On Sun, 2016-06-05 at 16:08 +0100, Ian Jackson wrote:
> Ben Hutchings writes ("Detecting install vs upgrade in postinst"):
> > The postinst script for linux-image-* behaves differently on fresh
> > installation vs upgrade. For a fresh installation, it updates the
> > default symlinks /vmlinuz and /initrd.img to point to the new
> > kernel
> > and initramfs versions. On upgrade it generally doesn't.
>
> By the time of the postinst, dpkg no longer has the record of whether
> the unpack was a fresh install, reinstall, or upgrade.
I suspected as much.
> You might be
> able to provide a preinst or prerm which would capture or act on its
> arguments, which differ for upgrades.
OK.
> I'm not sure of the rationale behind the behaviour you describe.

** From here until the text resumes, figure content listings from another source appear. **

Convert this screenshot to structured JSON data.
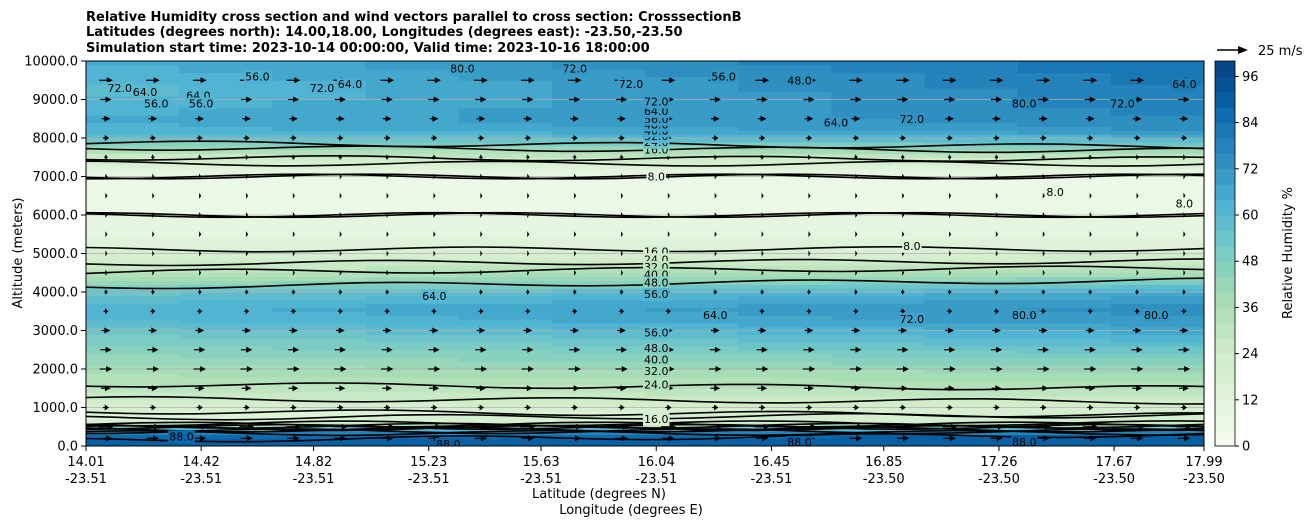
{
  "chart_data": {
    "type": "contourf",
    "title_lines": [
      "Relative Humidity cross section and wind vectors parallel to cross section: CrosssectionB",
      "Latitudes (degrees north): 14.00,18.00, Longitudes (degrees east): -23.50,-23.50",
      "Simulation start time: 2023-10-14 00:00:00, Valid time: 2023-10-16 18:00:00"
    ],
    "ylabel": "Altitude (meters)",
    "xlabel_line1": "Latitude (degrees N)",
    "xlabel_line2": "Longitude (degrees E)",
    "ylim": [
      0,
      10000
    ],
    "xlim": [
      14.01,
      17.99
    ],
    "y_ticks": [
      0,
      1000,
      2000,
      3000,
      4000,
      5000,
      6000,
      7000,
      8000,
      9000,
      10000
    ],
    "y_tick_labels": [
      "0.0",
      "1000.0",
      "2000.0",
      "3000.0",
      "4000.0",
      "5000.0",
      "6000.0",
      "7000.0",
      "8000.0",
      "9000.0",
      "10000.0"
    ],
    "x_ticks": [
      14.01,
      14.42,
      14.82,
      15.23,
      15.63,
      16.04,
      16.45,
      16.85,
      17.26,
      17.67,
      17.99
    ],
    "x_tick_lat_labels": [
      "14.01",
      "14.42",
      "14.82",
      "15.23",
      "15.63",
      "16.04",
      "16.45",
      "16.85",
      "17.26",
      "17.67",
      "17.99"
    ],
    "x_tick_lon_labels": [
      "-23.51",
      "-23.51",
      "-23.51",
      "-23.51",
      "-23.51",
      "-23.51",
      "-23.51",
      "-23.50",
      "-23.50",
      "-23.50",
      "-23.50"
    ],
    "grid": "horizontal",
    "colorbar": {
      "label": "Relative Humidity %",
      "min": 0,
      "max": 100,
      "step": 4,
      "ticks": [
        0,
        12,
        24,
        36,
        48,
        60,
        72,
        84,
        96
      ],
      "tick_labels": [
        "0",
        "12",
        "24",
        "36",
        "48",
        "60",
        "72",
        "84",
        "96"
      ],
      "colormap_stops": [
        "#f7fcf0",
        "#e0f3db",
        "#ccebc5",
        "#a8ddb5",
        "#7bccc4",
        "#4eb3d3",
        "#2b8cbe",
        "#0868ac",
        "#084081"
      ]
    },
    "quiver_key": {
      "label": "25 m/s",
      "speed": 25
    },
    "rh_profile": {
      "altitude": [
        0,
        150,
        300,
        450,
        600,
        800,
        1000,
        1300,
        1600,
        2000,
        2400,
        2800,
        3200,
        3600,
        4000,
        4400,
        4800,
        5200,
        5600,
        6000,
        6500,
        7000,
        7300,
        7600,
        7900,
        8200,
        8500,
        8800,
        9200,
        9600,
        10000
      ],
      "rh_west": [
        90,
        88,
        86,
        60,
        20,
        14,
        18,
        26,
        32,
        38,
        44,
        50,
        58,
        62,
        54,
        36,
        22,
        14,
        10,
        8,
        7,
        8,
        14,
        30,
        50,
        62,
        64,
        62,
        58,
        60,
        64
      ],
      "rh_east": [
        90,
        90,
        88,
        60,
        22,
        16,
        20,
        28,
        34,
        42,
        52,
        62,
        70,
        74,
        66,
        42,
        24,
        14,
        10,
        8,
        7,
        8,
        14,
        34,
        58,
        72,
        76,
        78,
        80,
        82,
        84
      ]
    },
    "contour_levels": [
      8,
      16,
      24,
      32,
      40,
      48,
      56,
      64,
      72,
      80,
      88
    ],
    "contour_labels": [
      {
        "text": "8.0",
        "lat": 16.04,
        "alt": 7000
      },
      {
        "text": "16.0",
        "lat": 16.04,
        "alt": 7700
      },
      {
        "text": "24.0",
        "lat": 16.04,
        "alt": 7900
      },
      {
        "text": "32.0",
        "lat": 16.04,
        "alt": 8050
      },
      {
        "text": "40.0",
        "lat": 16.04,
        "alt": 8200
      },
      {
        "text": "48.0",
        "lat": 16.04,
        "alt": 8350
      },
      {
        "text": "56.0",
        "lat": 16.04,
        "alt": 8500
      },
      {
        "text": "64.0",
        "lat": 16.04,
        "alt": 8700
      },
      {
        "text": "72.0",
        "lat": 16.04,
        "alt": 8950
      },
      {
        "text": "16.0",
        "lat": 16.04,
        "alt": 5050
      },
      {
        "text": "24.0",
        "lat": 16.04,
        "alt": 4850
      },
      {
        "text": "32.0",
        "lat": 16.04,
        "alt": 4650
      },
      {
        "text": "40.0",
        "lat": 16.04,
        "alt": 4450
      },
      {
        "text": "48.0",
        "lat": 16.04,
        "alt": 4250
      },
      {
        "text": "56.0",
        "lat": 16.04,
        "alt": 3950
      },
      {
        "text": "56.0",
        "lat": 16.04,
        "alt": 2950
      },
      {
        "text": "48.0",
        "lat": 16.04,
        "alt": 2550
      },
      {
        "text": "40.0",
        "lat": 16.04,
        "alt": 2250
      },
      {
        "text": "32.0",
        "lat": 16.04,
        "alt": 1950
      },
      {
        "text": "24.0",
        "lat": 16.04,
        "alt": 1600
      },
      {
        "text": "16.0",
        "lat": 16.04,
        "alt": 700
      },
      {
        "text": "88.0",
        "lat": 14.35,
        "alt": 250
      },
      {
        "text": "88.0",
        "lat": 15.3,
        "alt": 50
      },
      {
        "text": "88.0",
        "lat": 16.55,
        "alt": 100
      },
      {
        "text": "88.0",
        "lat": 17.35,
        "alt": 100
      },
      {
        "text": "64.0",
        "lat": 15.25,
        "alt": 3900
      },
      {
        "text": "64.0",
        "lat": 16.25,
        "alt": 3400
      },
      {
        "text": "72.0",
        "lat": 16.95,
        "alt": 3300
      },
      {
        "text": "80.0",
        "lat": 17.35,
        "alt": 3400
      },
      {
        "text": "80.0",
        "lat": 17.82,
        "alt": 3400
      },
      {
        "text": "8.0",
        "lat": 16.95,
        "alt": 5200
      },
      {
        "text": "8.0",
        "lat": 17.46,
        "alt": 6600
      },
      {
        "text": "8.0",
        "lat": 17.92,
        "alt": 6300
      },
      {
        "text": "72.0",
        "lat": 16.95,
        "alt": 8500
      },
      {
        "text": "80.0",
        "lat": 17.35,
        "alt": 8900
      },
      {
        "text": "72.0",
        "lat": 17.7,
        "alt": 8900
      },
      {
        "text": "64.0",
        "lat": 17.92,
        "alt": 9400
      },
      {
        "text": "56.0",
        "lat": 16.28,
        "alt": 9600
      },
      {
        "text": "48.0",
        "lat": 16.55,
        "alt": 9500
      },
      {
        "text": "64.0",
        "lat": 16.68,
        "alt": 8400
      },
      {
        "text": "72.0",
        "lat": 15.95,
        "alt": 9400
      },
      {
        "text": "72.0",
        "lat": 14.85,
        "alt": 9300
      },
      {
        "text": "64.0",
        "lat": 14.95,
        "alt": 9400
      },
      {
        "text": "56.0",
        "lat": 14.62,
        "alt": 9600
      },
      {
        "text": "64.0",
        "lat": 14.41,
        "alt": 9100
      },
      {
        "text": "56.0",
        "lat": 14.42,
        "alt": 8900
      },
      {
        "text": "72.0",
        "lat": 14.13,
        "alt": 9300
      },
      {
        "text": "64.0",
        "lat": 14.22,
        "alt": 9200
      },
      {
        "text": "56.0",
        "lat": 14.26,
        "alt": 8900
      },
      {
        "text": "80.0",
        "lat": 15.35,
        "alt": 9800
      },
      {
        "text": "72.0",
        "lat": 15.75,
        "alt": 9800
      }
    ],
    "wind_rows": [
      {
        "alt": 200,
        "speed": 10
      },
      {
        "alt": 500,
        "speed": 12
      },
      {
        "alt": 1000,
        "speed": 5
      },
      {
        "alt": 1500,
        "speed": 8
      },
      {
        "alt": 2000,
        "speed": 10
      },
      {
        "alt": 2500,
        "speed": 9
      },
      {
        "alt": 3000,
        "speed": 7
      },
      {
        "alt": 3500,
        "speed": 4
      },
      {
        "alt": 4000,
        "speed": 3
      },
      {
        "alt": 4500,
        "speed": 2
      },
      {
        "alt": 5000,
        "speed": 2
      },
      {
        "alt": 5500,
        "speed": 2
      },
      {
        "alt": 6000,
        "speed": 2
      },
      {
        "alt": 6500,
        "speed": 2
      },
      {
        "alt": 7000,
        "speed": 2
      },
      {
        "alt": 7500,
        "speed": 3
      },
      {
        "alt": 8000,
        "speed": 5
      },
      {
        "alt": 8500,
        "speed": 7
      },
      {
        "alt": 9000,
        "speed": 9
      },
      {
        "alt": 9500,
        "speed": 11
      }
    ]
  }
}
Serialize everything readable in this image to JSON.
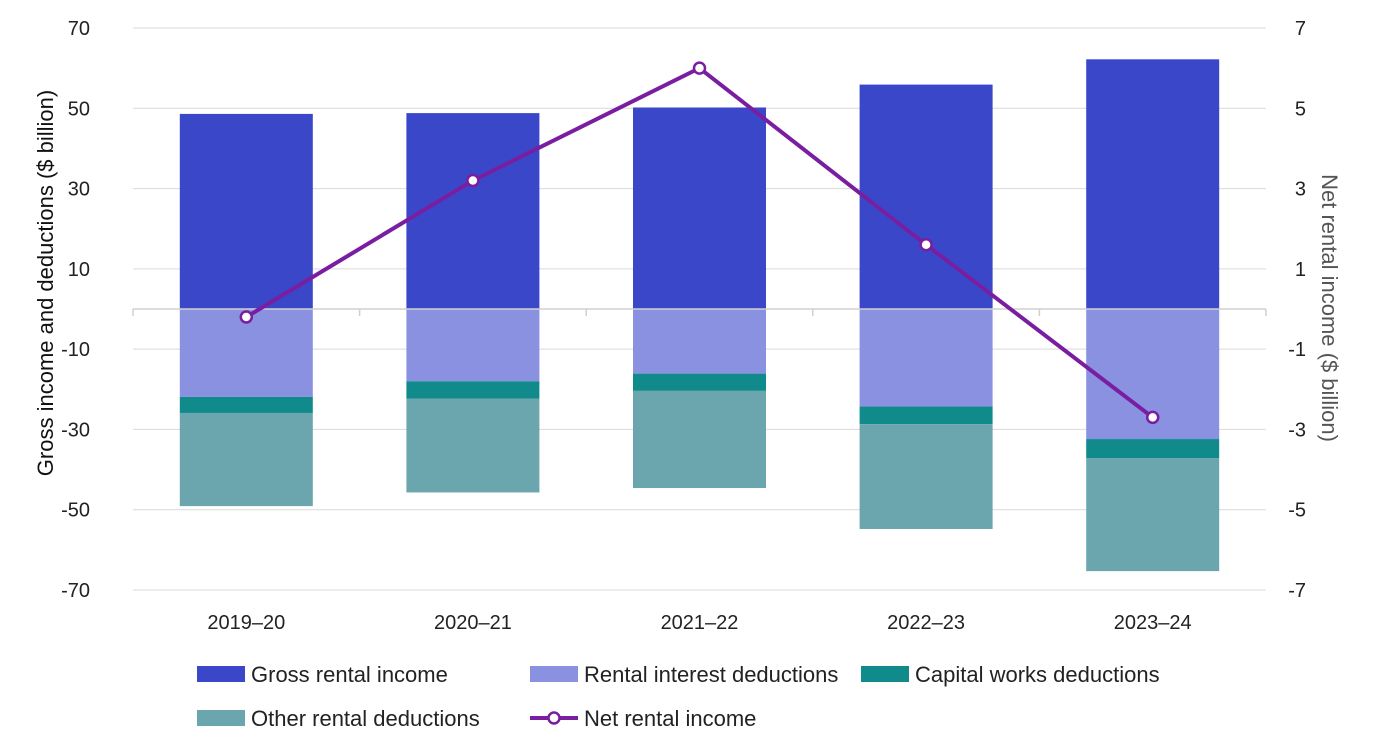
{
  "chart_data": {
    "type": "bar",
    "subtype": "stacked-bar-with-line",
    "categories": [
      "2019–20",
      "2020–21",
      "2021–22",
      "2022–23",
      "2023–24"
    ],
    "ylabel": "Gross income and deductions ($ billion)",
    "y2label": "Net rental income ($ billion)",
    "ylim": [
      -70,
      70
    ],
    "y2lim": [
      -7,
      7
    ],
    "yticks": [
      "70",
      "50",
      "30",
      "10",
      "-10",
      "-30",
      "-50",
      "-70"
    ],
    "y2ticks": [
      "7",
      "5",
      "3",
      "1",
      "-1",
      "-3",
      "-5",
      "-7"
    ],
    "grid": true,
    "legend_position": "bottom",
    "series": [
      {
        "name": "Gross rental income",
        "axis": "left",
        "kind": "bar",
        "color": "#3a47c9",
        "values": [
          48.6,
          48.8,
          50.2,
          55.9,
          62.2
        ]
      },
      {
        "name": "Rental interest deductions",
        "axis": "left",
        "kind": "bar",
        "color": "#8a91e0",
        "values": [
          -21.9,
          -18.0,
          -16.1,
          -24.3,
          -32.4
        ]
      },
      {
        "name": "Capital works deductions",
        "axis": "left",
        "kind": "bar",
        "color": "#118a8c",
        "values": [
          -4.0,
          -4.3,
          -4.3,
          -4.4,
          -4.8
        ]
      },
      {
        "name": "Other rental deductions",
        "axis": "left",
        "kind": "bar",
        "color": "#6ba6ae",
        "values": [
          -23.2,
          -23.4,
          -24.2,
          -26.1,
          -28.1
        ]
      },
      {
        "name": "Net rental income",
        "axis": "right",
        "kind": "line",
        "color": "#7a1ea1",
        "values": [
          -0.2,
          3.2,
          6.0,
          1.6,
          -2.7
        ]
      }
    ]
  }
}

The rationale for distinguiushing installation and upgrade is:
- When a kernel package is newly installed, the administrator probably
wants that to be the new default kernel
- When a kernel package is upgraded, the administrator is probably
running a system upgrade and doesn't want the default to change
I think that installation after removal is more like new installation.
> So
> I'm not really happy trying to invent for you a specific scheme. But
> hopefully you can do that.
>
> Note that the preinst (and postrm) do not have the package's
> dependencies available.
>
> > Is there a simple way that a postinst script can tell that the
> > previously configured version was removed? Or do I have to use some
> > sort of flag file? (I can imagine either creating this in the preinst,
> > or creating it in postinst and removing it in postrm.)
>
> As I say, I'm not sure why it's relevant that the
> previously-configured version was removed.
That is the additional information the postinst would need to tell
whether an installation of a previously installed package is an upgrade
or not.
Ben.
--
Ben Hutchings
Everything should be made as simple as possible, but not simpler.